For the longest time I remained unconvinced by fake baits. I could not for the life of me put any faith in these imitations over the real thing. It was time that told though, and gradually fake baits wheedled their way into my fishing. At first the bright and buoyant nature of fake sweetcorn seemed a perfect compliment to a 10mm bottom baits; not only did it act as a visual flag for the fish, but its buoyant quality counter balanced the weight of the boilie, making it so light that should a passing gudgeon foolishly suck when it was within half a foot then my bait would surely end up wedged in its mouth.
Soon the flexibility of plastic corn became evident. Flavouring it to suit how I wanted it to taste for any particular season. Sweet in the cold, savoury in the warm, the permutations were endless. I also began to use it in different situations and different ways. Many an aloof patrolling canal carp came undone by two grains popped up ten inches or more of the bottom fished tight to the far side cover. A zander too was genuinely caught out by this ruse. Lord only knows why it ate it, but it did!
As always one thing always leads to another and soon enough found myself pondering other false foods being sold at the local tackle retailer. At this point I must make it clear that I did early on draw a line regarding fakes. With baits such as bread, worms, meat and boilies I never thought that in any way would the fake versions out-fish the real thing. It was only ever going to be corn, maggots and casters that became part of my armoury, and the latter has fast become the most relevant revelation to my fishing in years. Not long after I began using them I stopped using the real thing, as there is no point buying both fake maggots and casters!
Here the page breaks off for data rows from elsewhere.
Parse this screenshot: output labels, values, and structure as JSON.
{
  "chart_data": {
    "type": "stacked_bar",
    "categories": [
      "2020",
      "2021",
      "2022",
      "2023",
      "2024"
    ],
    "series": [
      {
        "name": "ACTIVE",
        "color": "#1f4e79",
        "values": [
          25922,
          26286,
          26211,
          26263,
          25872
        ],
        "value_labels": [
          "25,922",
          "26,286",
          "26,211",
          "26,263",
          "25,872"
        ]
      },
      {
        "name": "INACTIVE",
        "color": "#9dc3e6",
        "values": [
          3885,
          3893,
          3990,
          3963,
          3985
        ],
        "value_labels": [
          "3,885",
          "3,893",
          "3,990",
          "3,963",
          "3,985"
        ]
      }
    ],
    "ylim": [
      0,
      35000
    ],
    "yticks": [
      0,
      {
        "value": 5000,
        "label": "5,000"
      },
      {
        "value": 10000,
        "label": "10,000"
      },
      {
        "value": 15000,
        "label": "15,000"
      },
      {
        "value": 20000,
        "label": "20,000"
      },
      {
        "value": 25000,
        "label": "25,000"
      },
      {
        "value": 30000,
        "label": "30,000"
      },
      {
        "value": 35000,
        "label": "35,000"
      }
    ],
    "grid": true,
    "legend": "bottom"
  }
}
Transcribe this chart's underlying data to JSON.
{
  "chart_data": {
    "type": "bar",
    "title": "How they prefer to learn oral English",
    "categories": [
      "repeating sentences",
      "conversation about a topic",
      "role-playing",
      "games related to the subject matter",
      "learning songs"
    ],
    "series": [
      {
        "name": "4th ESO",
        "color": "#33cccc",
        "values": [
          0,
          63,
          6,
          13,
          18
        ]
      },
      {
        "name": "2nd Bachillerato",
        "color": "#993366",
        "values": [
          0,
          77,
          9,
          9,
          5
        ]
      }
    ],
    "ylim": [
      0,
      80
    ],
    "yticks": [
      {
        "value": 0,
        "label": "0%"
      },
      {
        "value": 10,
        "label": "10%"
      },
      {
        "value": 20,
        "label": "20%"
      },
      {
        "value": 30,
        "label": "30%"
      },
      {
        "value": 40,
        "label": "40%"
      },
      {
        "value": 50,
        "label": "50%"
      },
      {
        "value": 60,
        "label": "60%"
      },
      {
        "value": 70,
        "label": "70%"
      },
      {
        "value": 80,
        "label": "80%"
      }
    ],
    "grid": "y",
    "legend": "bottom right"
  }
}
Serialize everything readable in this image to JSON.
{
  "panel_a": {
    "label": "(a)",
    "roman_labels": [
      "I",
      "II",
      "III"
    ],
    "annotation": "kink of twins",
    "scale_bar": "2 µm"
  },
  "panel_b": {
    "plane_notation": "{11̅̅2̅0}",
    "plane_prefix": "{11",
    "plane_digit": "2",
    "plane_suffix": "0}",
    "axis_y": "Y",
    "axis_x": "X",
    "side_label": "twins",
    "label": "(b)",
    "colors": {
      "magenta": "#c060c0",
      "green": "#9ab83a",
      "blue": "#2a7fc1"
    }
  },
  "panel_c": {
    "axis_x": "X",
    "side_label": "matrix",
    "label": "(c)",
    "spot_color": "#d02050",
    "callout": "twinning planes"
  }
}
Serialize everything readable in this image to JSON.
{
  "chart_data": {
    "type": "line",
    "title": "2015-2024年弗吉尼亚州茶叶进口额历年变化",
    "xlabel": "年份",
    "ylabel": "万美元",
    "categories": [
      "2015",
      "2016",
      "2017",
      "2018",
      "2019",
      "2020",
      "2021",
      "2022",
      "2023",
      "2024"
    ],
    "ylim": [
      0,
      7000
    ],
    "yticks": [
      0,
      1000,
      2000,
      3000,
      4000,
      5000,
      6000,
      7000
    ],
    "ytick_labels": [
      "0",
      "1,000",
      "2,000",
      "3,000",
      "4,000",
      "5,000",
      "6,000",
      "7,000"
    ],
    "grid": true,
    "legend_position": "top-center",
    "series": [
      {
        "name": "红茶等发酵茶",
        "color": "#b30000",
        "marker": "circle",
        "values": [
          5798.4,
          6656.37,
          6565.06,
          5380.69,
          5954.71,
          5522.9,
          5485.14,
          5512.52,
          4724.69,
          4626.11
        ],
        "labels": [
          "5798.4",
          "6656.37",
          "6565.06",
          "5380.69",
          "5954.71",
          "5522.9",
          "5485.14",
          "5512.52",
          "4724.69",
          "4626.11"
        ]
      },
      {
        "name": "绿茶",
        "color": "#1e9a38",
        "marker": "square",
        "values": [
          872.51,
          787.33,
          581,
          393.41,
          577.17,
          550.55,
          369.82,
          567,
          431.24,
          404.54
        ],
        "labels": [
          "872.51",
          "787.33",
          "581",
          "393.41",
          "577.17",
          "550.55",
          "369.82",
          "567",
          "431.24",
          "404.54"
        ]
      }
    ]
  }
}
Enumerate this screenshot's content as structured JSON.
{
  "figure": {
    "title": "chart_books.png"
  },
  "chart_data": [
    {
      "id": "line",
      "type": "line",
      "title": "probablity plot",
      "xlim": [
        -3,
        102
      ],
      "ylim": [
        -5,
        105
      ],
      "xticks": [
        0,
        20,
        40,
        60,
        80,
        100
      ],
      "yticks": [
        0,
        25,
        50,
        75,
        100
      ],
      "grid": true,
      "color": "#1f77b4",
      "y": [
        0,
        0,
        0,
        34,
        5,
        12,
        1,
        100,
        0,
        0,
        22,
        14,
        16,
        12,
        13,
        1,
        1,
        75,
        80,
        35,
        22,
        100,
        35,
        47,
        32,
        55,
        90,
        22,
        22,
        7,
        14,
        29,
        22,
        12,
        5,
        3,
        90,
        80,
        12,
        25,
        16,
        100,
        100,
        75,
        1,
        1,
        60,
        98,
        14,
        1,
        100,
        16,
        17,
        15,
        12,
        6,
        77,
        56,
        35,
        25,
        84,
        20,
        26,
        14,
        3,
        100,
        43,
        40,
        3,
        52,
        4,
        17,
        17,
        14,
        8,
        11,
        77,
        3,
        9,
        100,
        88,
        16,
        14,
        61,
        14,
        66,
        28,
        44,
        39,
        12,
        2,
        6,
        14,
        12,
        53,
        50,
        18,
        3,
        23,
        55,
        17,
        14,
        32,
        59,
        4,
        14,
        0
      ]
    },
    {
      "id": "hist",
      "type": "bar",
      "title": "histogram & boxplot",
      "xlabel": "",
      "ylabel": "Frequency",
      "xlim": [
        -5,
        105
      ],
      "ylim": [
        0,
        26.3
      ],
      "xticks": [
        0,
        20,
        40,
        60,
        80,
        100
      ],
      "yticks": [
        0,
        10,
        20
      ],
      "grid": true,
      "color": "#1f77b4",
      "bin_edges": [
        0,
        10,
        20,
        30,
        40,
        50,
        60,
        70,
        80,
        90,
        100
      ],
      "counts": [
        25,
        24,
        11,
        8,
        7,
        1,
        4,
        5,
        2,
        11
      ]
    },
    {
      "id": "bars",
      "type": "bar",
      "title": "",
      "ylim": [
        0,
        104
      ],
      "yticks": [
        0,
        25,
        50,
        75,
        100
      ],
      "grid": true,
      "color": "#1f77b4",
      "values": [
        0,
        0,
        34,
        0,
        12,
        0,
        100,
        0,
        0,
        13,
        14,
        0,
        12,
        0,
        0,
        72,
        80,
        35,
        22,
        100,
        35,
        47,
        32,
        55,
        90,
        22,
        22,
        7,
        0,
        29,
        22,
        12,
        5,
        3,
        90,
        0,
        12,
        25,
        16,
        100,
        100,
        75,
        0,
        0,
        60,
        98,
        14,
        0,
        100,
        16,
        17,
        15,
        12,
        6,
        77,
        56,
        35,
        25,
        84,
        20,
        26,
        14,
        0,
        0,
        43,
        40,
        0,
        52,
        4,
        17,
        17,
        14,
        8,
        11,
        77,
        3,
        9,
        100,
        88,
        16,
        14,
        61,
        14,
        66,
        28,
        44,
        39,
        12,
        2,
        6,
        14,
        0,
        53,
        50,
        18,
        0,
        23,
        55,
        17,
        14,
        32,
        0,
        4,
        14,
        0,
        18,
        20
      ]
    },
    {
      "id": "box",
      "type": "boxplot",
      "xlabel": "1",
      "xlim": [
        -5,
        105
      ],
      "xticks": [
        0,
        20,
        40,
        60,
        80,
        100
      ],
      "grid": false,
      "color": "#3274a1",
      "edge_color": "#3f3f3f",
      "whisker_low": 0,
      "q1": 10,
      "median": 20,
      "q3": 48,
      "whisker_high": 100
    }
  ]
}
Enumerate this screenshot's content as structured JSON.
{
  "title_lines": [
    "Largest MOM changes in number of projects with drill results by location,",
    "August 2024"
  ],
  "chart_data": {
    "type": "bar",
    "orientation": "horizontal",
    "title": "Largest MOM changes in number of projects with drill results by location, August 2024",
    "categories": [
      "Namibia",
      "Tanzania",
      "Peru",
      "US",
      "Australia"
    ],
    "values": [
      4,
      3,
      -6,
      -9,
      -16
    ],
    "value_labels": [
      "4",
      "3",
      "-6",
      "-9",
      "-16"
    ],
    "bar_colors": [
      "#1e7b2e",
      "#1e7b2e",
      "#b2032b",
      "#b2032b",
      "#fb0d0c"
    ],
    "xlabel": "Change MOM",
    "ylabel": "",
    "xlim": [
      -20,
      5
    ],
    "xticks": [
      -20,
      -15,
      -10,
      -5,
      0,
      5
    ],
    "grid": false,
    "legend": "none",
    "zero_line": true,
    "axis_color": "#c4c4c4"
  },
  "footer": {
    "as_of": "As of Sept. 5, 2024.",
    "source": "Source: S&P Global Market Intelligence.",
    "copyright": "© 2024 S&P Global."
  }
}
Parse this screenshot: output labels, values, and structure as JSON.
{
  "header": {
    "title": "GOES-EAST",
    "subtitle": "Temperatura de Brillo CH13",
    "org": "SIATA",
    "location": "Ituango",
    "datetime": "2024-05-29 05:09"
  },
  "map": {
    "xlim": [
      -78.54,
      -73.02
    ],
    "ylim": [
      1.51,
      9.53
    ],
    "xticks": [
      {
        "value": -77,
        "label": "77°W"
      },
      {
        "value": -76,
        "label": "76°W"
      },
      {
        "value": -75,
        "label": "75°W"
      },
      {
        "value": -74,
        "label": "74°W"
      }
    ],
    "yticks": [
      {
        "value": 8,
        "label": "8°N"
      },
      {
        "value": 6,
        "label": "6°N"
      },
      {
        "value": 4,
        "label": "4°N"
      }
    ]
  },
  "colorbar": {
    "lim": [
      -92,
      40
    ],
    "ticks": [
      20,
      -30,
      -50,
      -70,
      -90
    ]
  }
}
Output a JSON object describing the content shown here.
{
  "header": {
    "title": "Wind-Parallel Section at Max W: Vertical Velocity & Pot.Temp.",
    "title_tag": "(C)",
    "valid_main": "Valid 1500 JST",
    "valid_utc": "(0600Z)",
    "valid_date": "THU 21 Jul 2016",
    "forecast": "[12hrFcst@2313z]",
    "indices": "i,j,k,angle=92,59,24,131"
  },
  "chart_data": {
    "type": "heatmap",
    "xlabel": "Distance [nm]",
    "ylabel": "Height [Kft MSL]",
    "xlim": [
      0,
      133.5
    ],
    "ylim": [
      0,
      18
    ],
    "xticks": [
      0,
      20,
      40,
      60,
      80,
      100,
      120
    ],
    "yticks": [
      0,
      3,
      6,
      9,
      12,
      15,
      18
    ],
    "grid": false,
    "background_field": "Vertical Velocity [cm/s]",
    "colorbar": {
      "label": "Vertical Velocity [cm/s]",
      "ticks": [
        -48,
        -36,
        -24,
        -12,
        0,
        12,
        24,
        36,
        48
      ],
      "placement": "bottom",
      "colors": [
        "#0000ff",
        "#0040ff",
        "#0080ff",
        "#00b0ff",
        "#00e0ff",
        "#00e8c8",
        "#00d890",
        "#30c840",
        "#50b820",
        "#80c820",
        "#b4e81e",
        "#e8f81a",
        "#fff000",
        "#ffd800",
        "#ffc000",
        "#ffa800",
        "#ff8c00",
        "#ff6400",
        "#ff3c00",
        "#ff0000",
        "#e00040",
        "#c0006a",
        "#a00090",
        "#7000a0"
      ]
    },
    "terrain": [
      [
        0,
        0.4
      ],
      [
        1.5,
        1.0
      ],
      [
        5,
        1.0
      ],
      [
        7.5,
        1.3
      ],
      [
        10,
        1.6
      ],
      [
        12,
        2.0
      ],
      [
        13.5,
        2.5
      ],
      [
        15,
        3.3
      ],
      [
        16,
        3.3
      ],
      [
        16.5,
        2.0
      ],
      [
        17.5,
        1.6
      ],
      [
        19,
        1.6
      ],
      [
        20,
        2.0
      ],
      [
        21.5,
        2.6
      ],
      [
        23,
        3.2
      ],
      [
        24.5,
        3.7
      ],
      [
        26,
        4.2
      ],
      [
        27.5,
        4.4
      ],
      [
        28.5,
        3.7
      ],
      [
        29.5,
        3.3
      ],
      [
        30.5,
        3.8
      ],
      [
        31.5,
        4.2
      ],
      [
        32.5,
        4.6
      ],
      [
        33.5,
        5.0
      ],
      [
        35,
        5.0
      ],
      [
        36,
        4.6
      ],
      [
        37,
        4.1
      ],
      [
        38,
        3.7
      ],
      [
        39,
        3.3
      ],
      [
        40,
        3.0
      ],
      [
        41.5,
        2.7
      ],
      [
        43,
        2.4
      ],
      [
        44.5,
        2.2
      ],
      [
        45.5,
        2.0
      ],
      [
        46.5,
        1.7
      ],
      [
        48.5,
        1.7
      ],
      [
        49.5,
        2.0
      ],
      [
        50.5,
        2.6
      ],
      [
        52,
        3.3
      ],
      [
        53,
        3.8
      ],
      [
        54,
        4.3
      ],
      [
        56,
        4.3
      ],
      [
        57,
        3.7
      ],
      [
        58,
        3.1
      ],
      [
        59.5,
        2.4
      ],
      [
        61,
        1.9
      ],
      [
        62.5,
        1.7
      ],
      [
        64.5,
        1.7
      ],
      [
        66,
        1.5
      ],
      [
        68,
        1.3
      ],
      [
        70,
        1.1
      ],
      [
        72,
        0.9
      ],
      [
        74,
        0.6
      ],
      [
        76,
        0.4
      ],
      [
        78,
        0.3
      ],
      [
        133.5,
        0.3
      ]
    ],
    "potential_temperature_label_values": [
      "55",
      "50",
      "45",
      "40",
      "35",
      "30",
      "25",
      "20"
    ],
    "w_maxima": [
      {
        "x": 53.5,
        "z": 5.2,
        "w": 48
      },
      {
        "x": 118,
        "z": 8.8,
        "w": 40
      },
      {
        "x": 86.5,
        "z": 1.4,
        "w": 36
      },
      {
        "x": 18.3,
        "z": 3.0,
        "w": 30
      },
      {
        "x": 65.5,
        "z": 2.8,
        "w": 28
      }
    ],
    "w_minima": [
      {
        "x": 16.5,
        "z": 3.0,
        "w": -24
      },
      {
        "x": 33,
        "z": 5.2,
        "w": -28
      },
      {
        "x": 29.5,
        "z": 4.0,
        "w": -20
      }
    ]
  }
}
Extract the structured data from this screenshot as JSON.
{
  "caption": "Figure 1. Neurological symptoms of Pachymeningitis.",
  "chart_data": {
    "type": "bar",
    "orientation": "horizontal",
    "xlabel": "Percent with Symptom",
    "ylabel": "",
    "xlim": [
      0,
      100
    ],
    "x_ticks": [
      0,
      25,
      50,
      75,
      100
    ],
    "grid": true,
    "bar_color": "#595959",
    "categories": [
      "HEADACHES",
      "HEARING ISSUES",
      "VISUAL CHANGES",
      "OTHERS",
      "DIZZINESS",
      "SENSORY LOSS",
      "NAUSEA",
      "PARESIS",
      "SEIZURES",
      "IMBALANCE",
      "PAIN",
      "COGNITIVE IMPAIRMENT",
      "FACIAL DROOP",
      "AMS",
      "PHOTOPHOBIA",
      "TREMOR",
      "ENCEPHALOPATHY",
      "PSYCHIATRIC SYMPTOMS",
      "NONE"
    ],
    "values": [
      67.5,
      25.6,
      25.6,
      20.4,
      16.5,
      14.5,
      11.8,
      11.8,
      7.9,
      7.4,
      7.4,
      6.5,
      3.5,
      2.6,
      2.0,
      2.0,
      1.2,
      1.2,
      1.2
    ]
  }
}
The maggots generally come in only single colour packs where as the casters come three of four different colours in one pack, and the shape of them is only different by maybe one millimetre at one end.
Why these little rubber grubs should have had such a profound effect on my fishing is down to one of my most favourite of fishes, the tench. Why the tench is so susceptible to both fake corn and fake casters I do not know, but they are without a doubt, and I can hand on heart say that since I started using fake baits for them four or more years ago they have accounted for no less seventy percent of the tench I have caught.
Early on as the tench are just waking up I am a big fan of not putting any large amounts of bait down and instead fishing small piles of unobtrusive highly flavoured bait with a bright hook bait, such as a single grain of sinking plastic corn or a 10mm boilie critically balanced with a bit of floating corn. Either one will fly into any enquiring mouths before anything of the real bait does.
Later as the temperature rises, much as it is now, similar tactics as just described work well for me over loosely scattered ground bai,t and when smaller fish like roach, rudd and perch begin picking over beds of bait that's when the fakes come into their own. Quite simply its a case of knowing you have bait on your hook with hundreds of pecking mouths are around and with fake baits it is always still there when a maggot would of been skinned and a caster shelled.
Adding dead maggots to ground bait or fishing live ones in feeders are both devastating methods I don't mind admitting I have ignored in the past. But after I began using fake hook baits the idea of attracting loads of little fish just seems a good thing rather than a annoyance to be avoided.
As we see so many new products and techniques in the angling media nowadays it hard not to find yourself being cynical about most of them and I think it is fair to say a lot of the things they are selling and we buying are just ways to get us to spend money. But as someone who thought fake baits were a bit of flim-flam I can now truly say I am a convert, and as my tench fishing for one has done nothing but benefit from it I cannot help but recommend to anyone who reads this that you have to give it a go.
If that's not enough to inspire anyone to replace your real corn for fake or fish a fake grubs in conjunction with live ones, then here is a few examples of some lovely tench I caught fishing a mid week session on the hottest day of the year so far. After mixing together all the left over bits of pellets a few handfuls of ground bait, half a pint of left over dead maggots that I had frozen, I found a nice clear spot an easy cast from the bank of my favourite tench lake and cast fifteen or twenty large feeder loads roughly onto the area.
My feeder baited with two fake casters hadn't been out for ten minutes before the first tench took the bait.
Steadily through the day fish up to just under five and half pounds kept on stopping by my baited spot, and it seemed they found my fake grubs just fine as they sifted around the swim picking up freebies.
Although on this occasion the rubber casters were responsible for the lions share of the fish I landed, a single bit of pop up corn in conjunction with a small method feeder fished just off the spot did also account for a few nice fish as they swam in and out of the baited area.
By the end of a truly glorious day filled with some wonderful fish I still had every hook bait I had used, as well as a rather severe case of truckers arm, where despite my best efforts to keep in the shade, my right arm had still managed to catch the sun.
I know I will be preaching to the converted for a lot of anglers, but if anyone is on the fence or needs convincing that it works, then I hope this may have given you a little push to try it again or else wait a little longer before changing your hook bait back to the real thing.